Harvey’s peak winds of 130 miles per hour long ago dropped off since it made landfall on the Texas coastline late Friday. But, as RMS noted in an ongoing series of blog updates, the hurricane is still causing significant damage in terms of torrential rainfall and flooding – trends, it said, that will harm homes and businesses with equal measure.
While it is early to accurately assess economic and insured losses, RMS’s analysis noted:
- Insured losses will likely at least hit in the low, single-digit billions.
- Some local areas may face 40 inches of total rainfall before Harvey dissipates.
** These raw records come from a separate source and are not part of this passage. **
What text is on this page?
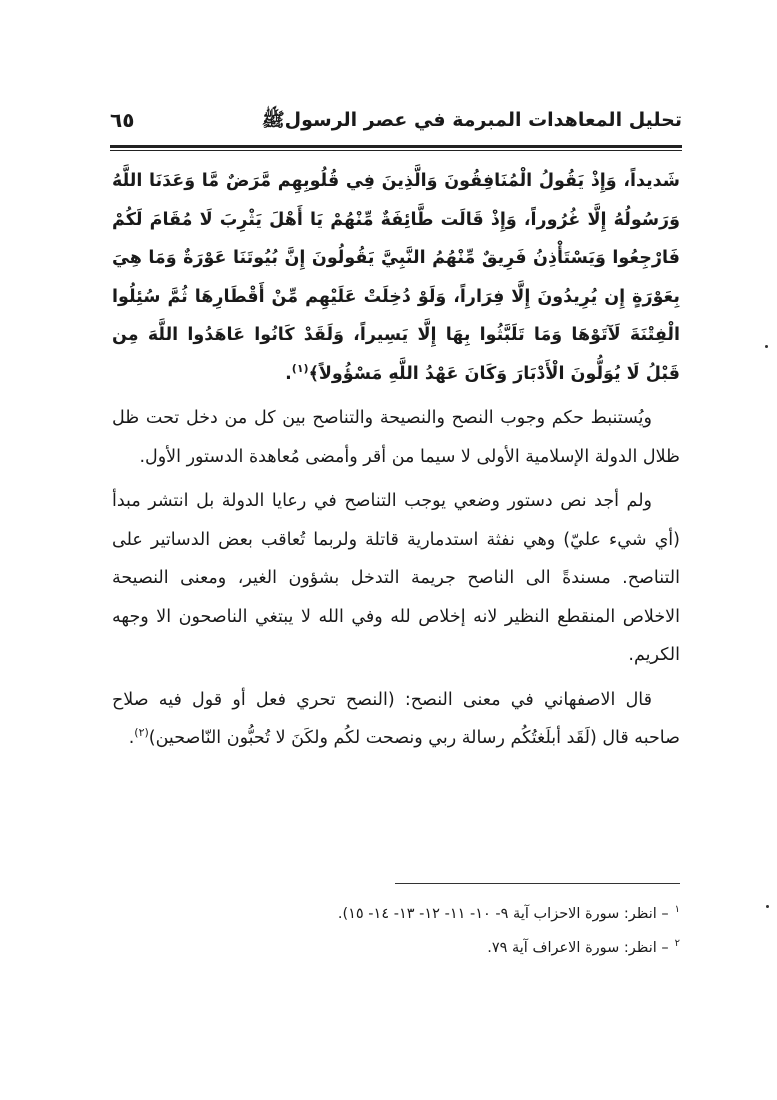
تحليل المعاهدات المبرمة في عصر الرسولﷺ
٦٥

شَديداً، وَإِذْ يَقُولُ الْمُنَافِقُونَ وَالَّذِينَ فِي قُلُوبِهِم مَّرَضٌ مَّا وَعَدَنَا اللَّهُ وَرَسُولُهُ إِلَّا غُرُوراً، وَإِذْ قَالَت طَّائِفَةٌ مِّنْهُمْ يَا أَهْلَ يَثْرِبَ لَا مُقَامَ لَكُمْ فَارْجِعُوا وَيَسْتَأْذِنُ فَرِيقٌ مِّنْهُمُ النَّبِيَّ يَقُولُونَ إِنَّ بُيُوتَنَا عَوْرَةٌ وَمَا هِيَ بِعَوْرَةٍ إِن يُرِيدُونَ إِلَّا فِرَاراً، وَلَوْ دُخِلَتْ عَلَيْهِم مِّنْ أَقْطَارِهَا ثُمَّ سُئِلُوا الْفِتْنَةَ لَآتَوْهَا وَمَا تَلَبَّثُوا بِهَا إِلَّا يَسِيراً، وَلَقَدْ كَانُوا عَاهَدُوا اللَّهَ مِن قَبْلُ لَا يُوَلُّونَ الْأَدْبَارَ وَكَانَ عَهْدُ اللَّهِ مَسْؤُولاً﴾$^{(١)}$.

ويُستنبط حكم وجوب النصح والنصيحة والتناصح بين كل من دخل تحت ظل ظلال الدولة الإسلامية الأولى لا سيما من أقر وأمضى مُعاهدة الدستور الأول.

ولم أجد نص دستور وضعي يوجب التناصح في رعايا الدولة بل انتشر مبدأ (أي شيء عليّ) وهي نفثة استدمارية قاتلة ولربما تُعاقب بعض الدساتير على التناصح. مسندةً الى الناصح جريمة التدخل بشؤون الغير، ومعنى النصيحة الاخلاص المنقطع النظير لانه إخلاص لله وفي الله لا يبتغي الناصحون الا وجهه الكريم.

قال الاصفهاني في معنى النصح: (النصح تحري فعل أو قول فيه صلاح صاحبه قال (لَقَد أبلَغتُكُم رسالة ربي ونصحت لكُم ولكَنَ لا تُحبُّون النّاصحين)$^{(٢)}$.

$^١$– انظر: سورة الاحزاب آية ٩- ١٠- ١١- ١٢- ١٣- ١٤- ١٥).

$^٢$– انظر: سورة الاعراف آية ٧٩.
- Expectations are that about 10 percent of Gulf of Mexico Offshore energy assets worth more than $20 billion (including drilling rigs, oil and gas platforms, wells, pipelines), could be adversely affected by Hurricane Harvey if forecast predictions hold.
The storm will likely meander over eastern Texas through the week, and could re-emerge over the Gulf of Mexico before making landfall on the Texas coastline as a much weaker storm.
During the first 12 hours of Harvey’s landfall alone, “catastrophic amounts of rain” hit coastal Texas.
Meanwhile, A.M. Best released commentary assessing the potential impact of Harvey on the U.S. property/casualty industry, noting that the National Flood Insurance Program will face more strain despite efforts it has taken to stabilize financing. (Congress is negotiating now how to renew the NFIP).
“The NFIP has been stressed by severe flooding events in recent years …. and now carries private reinsurance coverage to help maintain their claims paying abilities,” A.M. Best wrote.